Dating has been less than a priority for me for a long time anyway. Namely because dudes are fucking lame and my roommates gave birth to me and I just really, really want a dog and can’t commit my affection to anyone else. But since it could be a yearish until I’m actually pulling my uhaul into my sweet new place in Seattle, I wouldn’t mind hanging out with some dudes to remind me why I’ve committed to dying alone. But I don’t want to be accused of being one of those assholes that gets someone’s balls in a twist and then peaces out and causes some man tears. So on my dating profiles I’ve made it very clear that I’m only in California for a little bit longer and then I’m out. And no one is invited to come with me. NO ONE.

Turns out, all these assholes that pretend they don’t want to wife down, ARE FULL OF FUCKING SHIT. I’ve never had people try to wife me so hard since I made it clear ain’t nobody got time for that.
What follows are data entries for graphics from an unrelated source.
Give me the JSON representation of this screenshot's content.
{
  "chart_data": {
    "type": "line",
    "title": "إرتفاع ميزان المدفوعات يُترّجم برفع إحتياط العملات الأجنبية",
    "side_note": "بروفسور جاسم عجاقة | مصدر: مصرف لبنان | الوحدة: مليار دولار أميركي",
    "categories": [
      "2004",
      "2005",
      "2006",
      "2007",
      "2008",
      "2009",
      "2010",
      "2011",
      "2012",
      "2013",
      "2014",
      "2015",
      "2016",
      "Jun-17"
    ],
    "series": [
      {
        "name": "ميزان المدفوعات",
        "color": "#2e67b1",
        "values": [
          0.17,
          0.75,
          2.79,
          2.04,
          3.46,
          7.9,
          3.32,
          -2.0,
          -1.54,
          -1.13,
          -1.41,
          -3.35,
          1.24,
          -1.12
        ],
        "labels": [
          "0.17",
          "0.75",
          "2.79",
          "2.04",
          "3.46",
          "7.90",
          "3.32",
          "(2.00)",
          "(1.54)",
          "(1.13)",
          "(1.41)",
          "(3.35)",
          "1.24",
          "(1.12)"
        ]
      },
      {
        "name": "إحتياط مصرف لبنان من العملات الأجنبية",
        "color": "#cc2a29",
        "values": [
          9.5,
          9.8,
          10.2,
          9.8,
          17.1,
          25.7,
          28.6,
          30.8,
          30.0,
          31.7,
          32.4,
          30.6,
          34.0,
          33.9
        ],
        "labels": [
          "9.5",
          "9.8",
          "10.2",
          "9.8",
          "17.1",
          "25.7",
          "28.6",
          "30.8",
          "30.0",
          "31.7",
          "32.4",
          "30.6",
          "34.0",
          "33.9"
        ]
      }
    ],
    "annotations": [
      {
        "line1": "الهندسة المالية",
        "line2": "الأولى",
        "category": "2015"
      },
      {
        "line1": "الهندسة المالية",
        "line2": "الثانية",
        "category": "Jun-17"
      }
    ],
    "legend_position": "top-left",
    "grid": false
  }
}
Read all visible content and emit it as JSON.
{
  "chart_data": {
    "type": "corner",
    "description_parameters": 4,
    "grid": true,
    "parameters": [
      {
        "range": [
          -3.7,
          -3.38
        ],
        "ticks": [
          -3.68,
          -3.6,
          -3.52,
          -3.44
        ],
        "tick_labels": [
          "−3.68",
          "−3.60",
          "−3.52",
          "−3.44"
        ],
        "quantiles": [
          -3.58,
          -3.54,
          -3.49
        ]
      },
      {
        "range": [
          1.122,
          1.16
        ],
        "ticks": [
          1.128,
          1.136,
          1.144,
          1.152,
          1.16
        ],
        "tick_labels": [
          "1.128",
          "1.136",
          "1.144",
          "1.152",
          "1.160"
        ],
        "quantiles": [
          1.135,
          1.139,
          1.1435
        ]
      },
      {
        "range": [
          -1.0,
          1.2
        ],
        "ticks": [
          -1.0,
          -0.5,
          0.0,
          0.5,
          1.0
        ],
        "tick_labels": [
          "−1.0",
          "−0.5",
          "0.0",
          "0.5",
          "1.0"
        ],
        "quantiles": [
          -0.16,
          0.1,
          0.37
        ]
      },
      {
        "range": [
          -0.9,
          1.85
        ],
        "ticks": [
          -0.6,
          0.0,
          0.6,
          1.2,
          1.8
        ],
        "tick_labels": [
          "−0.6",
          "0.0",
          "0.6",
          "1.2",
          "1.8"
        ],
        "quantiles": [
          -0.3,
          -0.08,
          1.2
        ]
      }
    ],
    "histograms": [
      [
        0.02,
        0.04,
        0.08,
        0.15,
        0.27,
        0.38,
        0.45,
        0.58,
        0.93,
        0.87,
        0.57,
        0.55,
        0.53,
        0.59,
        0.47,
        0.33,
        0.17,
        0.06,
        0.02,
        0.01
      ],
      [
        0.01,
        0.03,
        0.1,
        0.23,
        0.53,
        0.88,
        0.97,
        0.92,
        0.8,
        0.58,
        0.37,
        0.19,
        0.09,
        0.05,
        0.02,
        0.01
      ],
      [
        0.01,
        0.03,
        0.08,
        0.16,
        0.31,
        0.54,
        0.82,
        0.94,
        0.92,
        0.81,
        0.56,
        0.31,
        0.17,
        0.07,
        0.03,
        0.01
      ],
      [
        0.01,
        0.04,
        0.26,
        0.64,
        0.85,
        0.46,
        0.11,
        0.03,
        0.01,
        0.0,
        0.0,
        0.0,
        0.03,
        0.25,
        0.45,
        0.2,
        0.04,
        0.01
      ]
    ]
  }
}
Mother fuckers are coming out of the woodwork with weird ass professions of commitment desiring. Seriously? GET AWAY FROM ME. All I’m trying to do right now is not get pregnant, not buy shit I don’t need and stockpile my parent’s medications so I’m good for at least the first year in Washington. I have DREAMS and GOALS people. I thought going the casual route would be smooth sailing. NOPE.  Anyone who doesn’t look like a rapist/pedophile/bunny murderer is super bummed out when I confirm that I’m here for a good time, not a long time. I am so fucking confused.
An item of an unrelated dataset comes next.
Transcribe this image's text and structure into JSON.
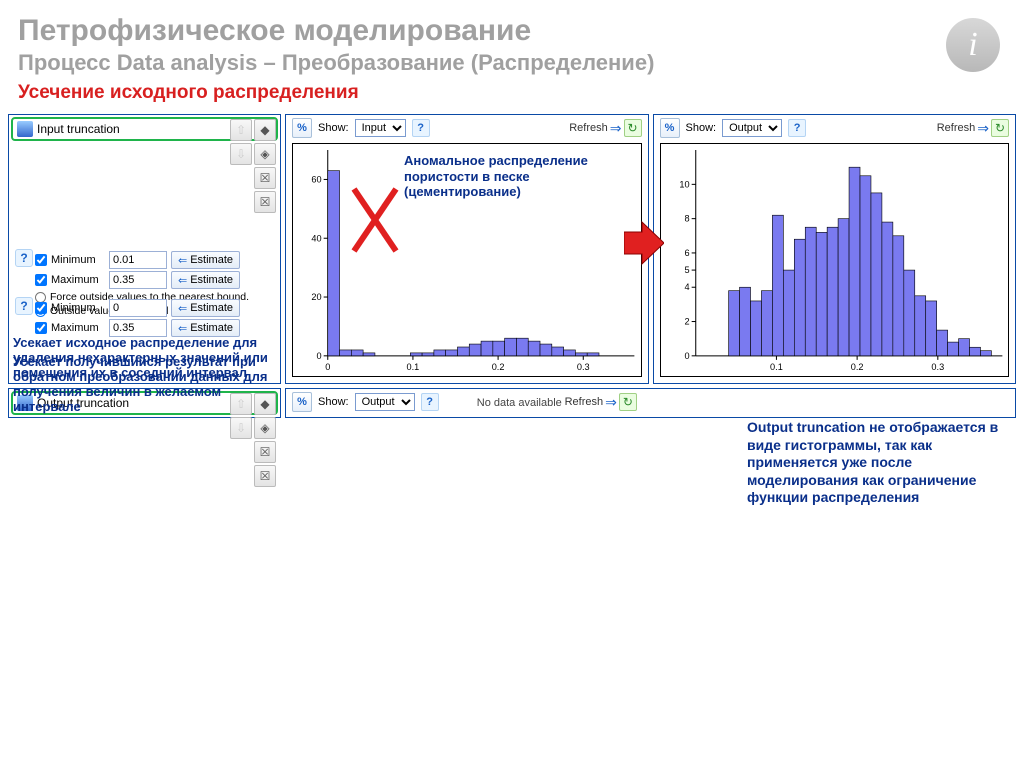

Is the new trend in 2017 catching feelings? Are we all trying to husband/wife up so when the Tangerine Tyrant gets us involved in nuclear war we have someone to barricade ourselves in a basement with? Did we all give up our medications for lent? Also, should I be trying to nail down one of those doomsday preppers so I have a place to hide and eat canned Spaghetti O’s in? Oh shit. I’ll have to ponder that after a couple of vodka tonics tonight.

But for real. Are all the other assholes like me who are not shitty people, but not trying to find love or commitment, gone? Have they all succumbed to STD's or gotten married or come out of the closet?

I do want to clarify though that I’m not trying to find some douchebag dudes to hang out with. I’m not looking at being named in someone’s 401K disbursement, but I’m not signing up to be treated like a goldfish a kid won at the fair but then got sick of. I’ve been in too many relationships where I’ve tried to mend the wounded bird and then the bird took off and spewed diarrhea all over my car. In my thirties I’m done dealing with little boys that never grew up. Bye Felicia. Bye Ferdinand. Bye all you cunts.

All I’m saying is that I’m a girl, standing in front of a boy, asking him not to get attached. Also pay our fucking tab and be nice to your mother.